In the middle of my art class today, the fire alarm went off (rudely interrupting my creative flow and drowning out the new Chris Merritt album I was listening to on my iPod). I ditched my class and went and found my beloved coworkers from the parking office. As I stood there, worried about finishing my still-life on time yet thankful to take a break from it, my mind turned to another experience I had involving work and fire alarms.
When I was a senior in high school, I worked at the YMCA ChildWatch where I entertained kiddos while their parents pumped some iron. One snowy January day, I was working alone during the evening gym rush and had about 18 children all by myself. I was positioned in the middle-ish of the room, a baby in each arm, and attempted to manage the chaos while soothing crying infants.
As if the amount of noise in the room wasn’t enough, the fire alarm suddenly went off, sending my kids into a panic. I corralled the children against a wall, franticly grabbed coats from the hooks, and herded the brood outside.
Thankfully, one of the front desk workers came to my aid once we had left the building and we quickly stuffed children into coats, hoping the right coat got on the right child.
Many parents, work-outs abruptly ended, came and got their kids and left. Soon, it was just me and a handful of children. We watched the rest of the occupants exit the building: ice skaters on hands and knees as to not scratch the blades, aerobics classes in tank tops and shorts, yoga people with their precious mats in tow.
Needless to say, not many people were happy venturing outside into the cold winter weather. The fire department took a full twenty minutes to arrive and declare the building safe to re-enter.

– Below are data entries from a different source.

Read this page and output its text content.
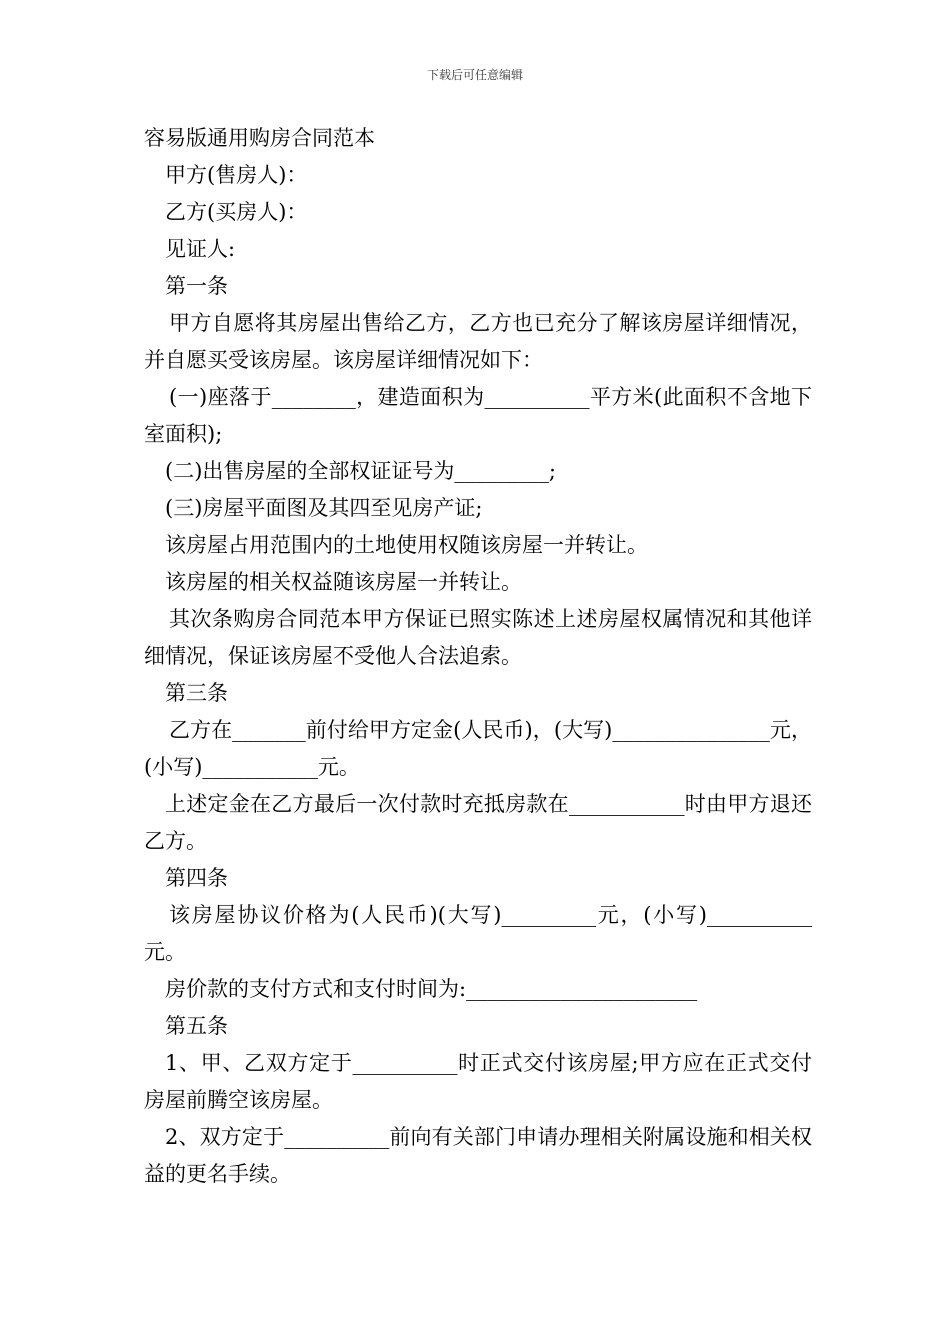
下载后可任意编辑

容易版通用购房合同范本

甲方(售房人)：

乙方(买房人)：

见证人:

第一条

甲方自愿将其房屋出售给乙方，乙方也已充分了解该房屋详细情况，并自愿买受该房屋。该房屋详细情况如下：

(一)座落于________，建造面积为__________平方米(此面积不含地下室面积);

(二)出售房屋的全部权证证号为_________;

(三)房屋平面图及其四至见房产证;

该房屋占用范围内的土地使用权随该房屋一并转让。

该房屋的相关权益随该房屋一并转让。

其次条购房合同范本甲方保证已照实陈述上述房屋权属情况和其他详细情况，保证该房屋不受他人合法追索。

第三条

乙方在_______前付给甲方定金(人民币)，(大写)_______________元，(小写)___________元。

上述定金在乙方最后一次付款时充抵房款在___________时由甲方退还乙方。

第四条

该房屋协议价格为(人民币)(大写)_________元，(小写)__________元。

房价款的支付方式和支付时间为:______________________

第五条

1、甲、乙双方定于__________时正式交付该房屋;甲方应在正式交付房屋前腾空该房屋。

2、双方定于__________前向有关部门申请办理相关附属设施和相关权益的更名手续。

One girl, about 4, could not stop bawling. I tried to console her, tell her she was safe, and assuage her fears, but she would not stop. Even her mother could not calm her down.

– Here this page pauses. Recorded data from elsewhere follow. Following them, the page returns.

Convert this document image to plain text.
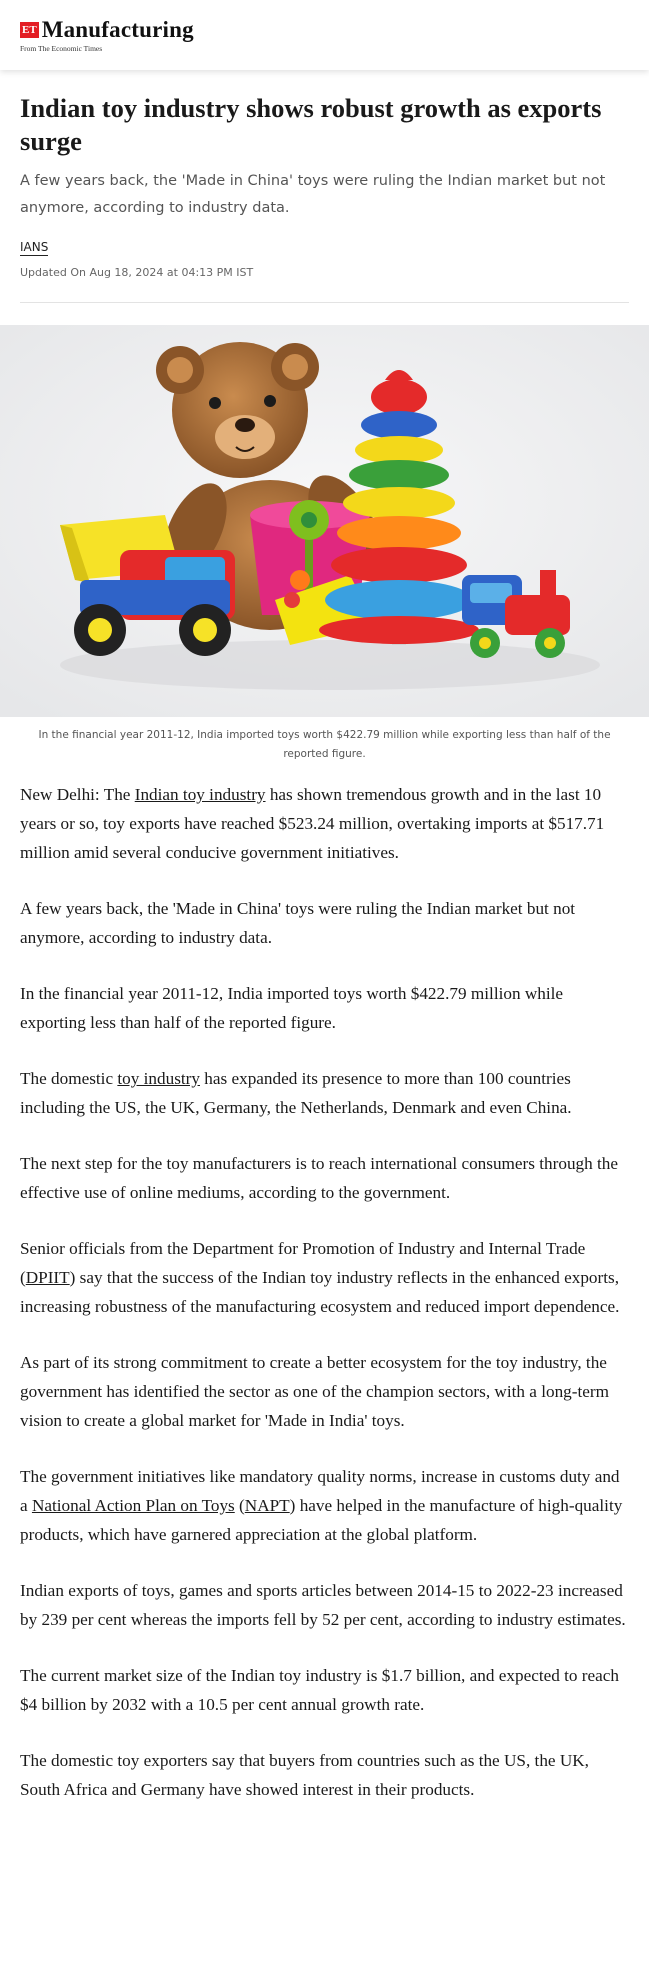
ET Manufacturing
From The Economic Times
Indian toy industry shows robust growth as exports surge
A few years back, the 'Made in China' toys were ruling the Indian market but not anymore, according to industry data.
IANS
Updated On Aug 18, 2024 at 04:13 PM IST
In the financial year 2011-12, India imported toys worth $422.79 million while exporting less than half of the reported figure.

New Delhi: The Indian toy industry has shown tremendous growth and in the last 10 years or so, toy exports have reached $523.24 million, overtaking imports at $517.71 million amid several conducive government initiatives.

A few years back, the 'Made in China' toys were ruling the Indian market but not anymore, according to industry data.

In the financial year 2011-12, India imported toys worth $422.79 million while exporting less than half of the reported figure.

The domestic toy industry has expanded its presence to more than 100 countries including the US, the UK, Germany, the Netherlands, Denmark and even China.

The next step for the toy manufacturers is to reach international consumers through the effective use of online mediums, according to the government.

Senior officials from the Department for Promotion of Industry and Internal Trade (DPIIT) say that the success of the Indian toy industry reflects in the enhanced exports, increasing robustness of the manufacturing ecosystem and reduced import dependence.

As part of its strong commitment to create a better ecosystem for the toy industry, the government has identified the sector as one of the champion sectors, with a long-term vision to create a global market for 'Made in India' toys.

The government initiatives like mandatory quality norms, increase in customs duty and a National Action Plan on Toys (NAPT) have helped in the manufacture of high-quality products, which have garnered appreciation at the global platform.

Indian exports of toys, games and sports articles between 2014-15 to 2022-23 increased by 239 per cent whereas the imports fell by 52 per cent, according to industry estimates.

The current market size of the Indian toy industry is $1.7 billion, and expected to reach $4 billion by 2032 with a 10.5 per cent annual growth rate.

The domestic toy exporters say that buyers from countries such as the US, the UK, South Africa and Germany have showed interest in their products.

As we waited, one of the building supervisors came up to talk to me. I asked him what had happened: if this was a drill or if someone had pulled the alarm. He looked at me and laughed. “You didn’t know?”
“The alarm came from ChildWatch. Someone in there pulled it.”
All of a sudden, the 4 year old girl started wailing even louder. She whispered something to her mom, and her mom brought her over to talk to me.
“It seems like Sarah was the one to pull the alarm,” she told me.
In the mass confusion of ChildWatch, Sara had pushed the dress up box up to the wall where the fire alarm was and pulled it. Heaven knows why.
In the end, Sara went home sobbing, the exercisers trudged back inside, and I was the brunt of jokes for many months to come. Lesson learned: I do not have enough eyes to watch 18 children at once.